By Elliot Adams
Running through the coverage of the intensely dreary Labour leadership contest between David and Ed Miliband has been a particularly nasty suggestion that somehow the trade union support for Ed Miliband is undesirable and undemocratic – his links to this support base leaving him portrayed as “Red Ed”, a pinko Stalinist to be feared and abhorred. I think this is partly motivated by simple snobbery, partly by an irritation that the public has chosen the ‘wrong’ Miliband, but I think it is mostly motivated by a palpable jealousy of the political power of organised labour – influence which they feel rightfully belongs to our media giants and fleet street’s political pundits. They seem incapable of understanding how and why people who don’t have the ‘right’ friends, the ‘right’ wealth and the ‘right’ Oxbridge PPE degree, can shape political change in Britain.
What’s more, the fleet street figures with all those ‘right’ elements wouldn’t be
the people who should be making this decision anyway. I would step short from fully buying into a Chomskyite propaganda model of the media, but the press really does structure news around an underlying elite consensus, based on the media’s vested interests in supporting the axioms of private and state power. Now that it is trying to shake off the remnants of new labour and the Blairites, the labour party should again be the mass party, the party of collective labour groups – without ordinary members and union affiliates, there would be no NHS, no welfare, no labour party.
Many newspaper proprietors have an anti-union bias and are uncomfortable with union influence in any sphere. So of those who didn’t just lump all voters in favour of Ed Miliband into the category of “trade union votes” criticised the unions for encouraging those individual voters to vote for ‘Red Ed’.

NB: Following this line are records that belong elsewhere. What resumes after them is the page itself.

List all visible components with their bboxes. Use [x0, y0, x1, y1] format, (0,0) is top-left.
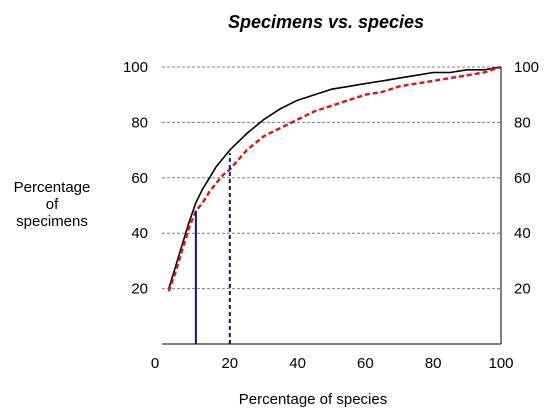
- x-tick-label: 80: [425, 355, 442, 372]
- y-tick-label-right: 40: [514, 225, 531, 242]
- y-tick-label-left: 20: [131, 281, 148, 298]
- chart-title: Specimens vs. species: [228, 12, 424, 32]
- x-tick-label: 100: [488, 355, 513, 372]
- y-tick-label-right: 60: [514, 170, 531, 187]
- y-tick-label-right: 80: [514, 114, 531, 131]
- y-tick-label-left: 80: [131, 114, 148, 131]
- y-tick-label-left: 60: [131, 170, 148, 187]
- x-tick-label: 40: [289, 355, 306, 372]
- tick-labels: 0 20 40 60 80 100 20 40 60 80 100 20 40 60 80 100: [123, 59, 539, 372]
- axes: [162, 67, 502, 345]
- y-axis-label-line-1: Percentage: [14, 179, 91, 196]
- y-tick-label-left: 40: [131, 225, 148, 242]
- y-tick-label-left: 100: [123, 59, 148, 76]
- y-axis-label: Percentage of specimens: [14, 179, 91, 230]
- y-axis-label-line-2: of: [46, 196, 59, 213]
- x-tick-label: 0: [151, 355, 159, 372]
- y-tick-label-right: 100: [514, 59, 539, 76]
- series-line-1: [168, 66, 502, 289]
- grid: [162, 66, 501, 290]
- y-axis-label-line-3: specimens: [16, 213, 88, 230]
- series-line-2: [167, 65, 502, 292]
- x-tick-label: 20: [221, 355, 238, 372]
- y-tick-label-right: 20: [514, 281, 531, 298]
- plot-marks: [167, 65, 502, 344]
- x-tick-label: 60: [357, 355, 374, 372]
- x-axis-label: Percentage of species: [239, 391, 387, 408]
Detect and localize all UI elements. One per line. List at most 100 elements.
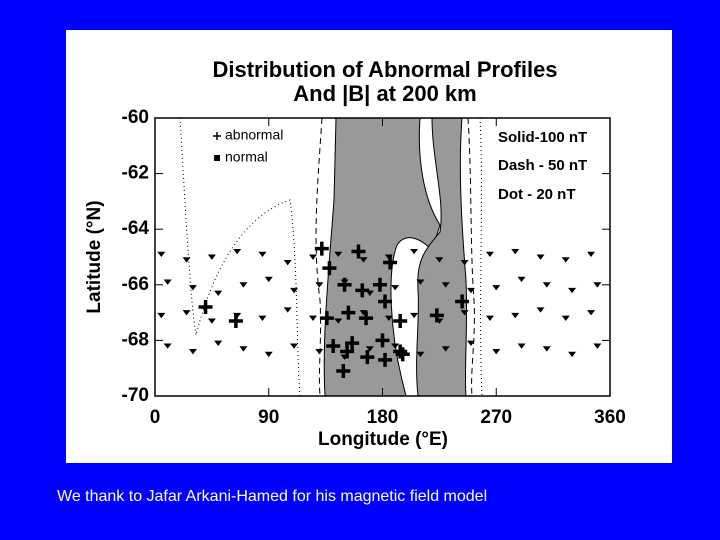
dot-marker [163, 279, 172, 285]
dot-marker [568, 351, 577, 358]
plus-marker [355, 283, 370, 298]
y-tick-label: -70 [122, 385, 149, 406]
x-tick-label: 360 [594, 407, 626, 428]
dot-marker [308, 315, 317, 321]
dot-marker [416, 279, 425, 285]
dot-marker [511, 312, 520, 319]
y-tick-label: -60 [122, 107, 149, 128]
dot-marker [214, 290, 223, 296]
plus-marker [341, 305, 356, 320]
dot-marker [340, 354, 349, 360]
dot-marker [536, 307, 545, 313]
dot-marker [182, 257, 191, 263]
dot-marker [587, 251, 596, 258]
dot-marker [561, 257, 570, 263]
dot-marker [258, 251, 267, 258]
dot-marker [283, 307, 292, 313]
y-tick-label: -66 [122, 274, 149, 295]
plus-marker [393, 313, 408, 328]
dot-marker [157, 251, 166, 258]
plus-marker [322, 261, 337, 276]
x-tick-label: 0 [150, 407, 161, 428]
dot-marker [568, 287, 577, 294]
dot-marker [410, 312, 419, 319]
plus-marker [372, 277, 387, 292]
dot-marker [233, 248, 242, 255]
dot-marker [239, 282, 248, 288]
plus-marker [360, 350, 375, 365]
y-axis-label: Latitude (°N) [84, 200, 105, 313]
plus-marker [378, 352, 393, 367]
contour-100 [416, 117, 468, 397]
dot-marker [391, 285, 400, 291]
plus-marker [336, 363, 351, 378]
dot-marker [466, 340, 475, 347]
dot-marker [485, 251, 494, 258]
dot-marker [441, 346, 450, 352]
dot-marker [239, 346, 248, 352]
plus-marker [378, 294, 393, 309]
plus-marker [319, 311, 334, 326]
plus-marker [393, 344, 408, 359]
dot-marker [542, 346, 551, 352]
dot-marker [258, 315, 267, 321]
dot-marker [517, 343, 526, 349]
dot-marker [435, 257, 444, 263]
dot-marker [188, 285, 197, 291]
dot-marker [593, 343, 602, 349]
dot-marker [511, 248, 520, 255]
dot-marker [365, 346, 374, 352]
dot-marker [384, 315, 393, 321]
dot-marker [207, 318, 216, 324]
annotation: Dot - 20 nT [498, 186, 576, 203]
dot-marker [315, 349, 324, 355]
plus-marker [345, 336, 360, 351]
contour-20 [479, 117, 483, 397]
dot-marker [492, 349, 501, 355]
contour-20 [179, 117, 301, 397]
dot-marker [359, 257, 368, 263]
dot-marker [359, 310, 368, 316]
annotation: Solid-100 nT [498, 129, 587, 146]
x-tick-label: 180 [367, 407, 399, 428]
dot-marker [163, 343, 172, 349]
chart-title: Distribution of Abnormal Profiles [212, 57, 557, 82]
dot-marker [593, 282, 602, 288]
dot-marker [460, 310, 469, 316]
plus-marker [375, 333, 390, 348]
dot-marker [283, 260, 292, 266]
plus-marker [326, 338, 341, 353]
dot-marker [410, 248, 419, 255]
dot-marker [435, 318, 444, 324]
dot-marker [460, 260, 469, 266]
plus-marker [455, 294, 470, 309]
dot-marker [264, 276, 273, 283]
dot-marker [340, 279, 349, 285]
dot-marker [485, 315, 494, 321]
dot-marker [517, 276, 526, 283]
dot-marker [466, 287, 475, 294]
dot-marker [441, 282, 450, 288]
dot-marker [561, 315, 570, 321]
chart-title: And |B| at 200 km [293, 81, 476, 106]
dot-marker [315, 282, 324, 288]
dot-marker [290, 287, 299, 294]
dot-marker [188, 349, 197, 355]
plus-marker [198, 300, 213, 315]
dot-marker [542, 282, 551, 288]
dot-marker [207, 254, 216, 260]
y-tick-label: -64 [122, 218, 150, 239]
dot-marker [214, 340, 223, 347]
plus-marker [314, 241, 329, 256]
dot-marker [334, 318, 343, 324]
x-axis-label: Longitude (°E) [318, 429, 448, 450]
dot-marker [182, 310, 191, 316]
dot-marker [416, 351, 425, 358]
legend-symbol [214, 155, 220, 161]
dot-marker [365, 290, 374, 296]
dot-marker [157, 312, 166, 319]
dot-marker [233, 312, 242, 319]
legend-label: abnormal [225, 127, 283, 143]
dot-marker [384, 254, 393, 260]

Essentially they’ve managed to both say that about a quarter of a million individual voters should not be allowed a political opinion on the Labour leadership because they joined a union, and that unions shouldn’t be allowed to tell their members that Ed is their preferred candidate – though the same newspapers can say that David is theirs.
Listen fleet street, it’s the ‘Labour’ party, that he has the support of organised labour is a good thing. And on the charisma scale David Miliband was less electable than even Gordon Brown was with his terrifying smile, David Miliband is dull but beneath his passive exterior beats the beige limp heart of a man so boring, scientists are, as we speak, using him to create an ennui-based renewable power source to solve the energy crisis -Whenever he opens his mouth the world visibly greys around him as the vacuum of interest his conversation creates sucks in light from the non-dreary spectrum. He wasn’t your Miliband, but that doesn’t necessarily mean he is the wrong one, get over it.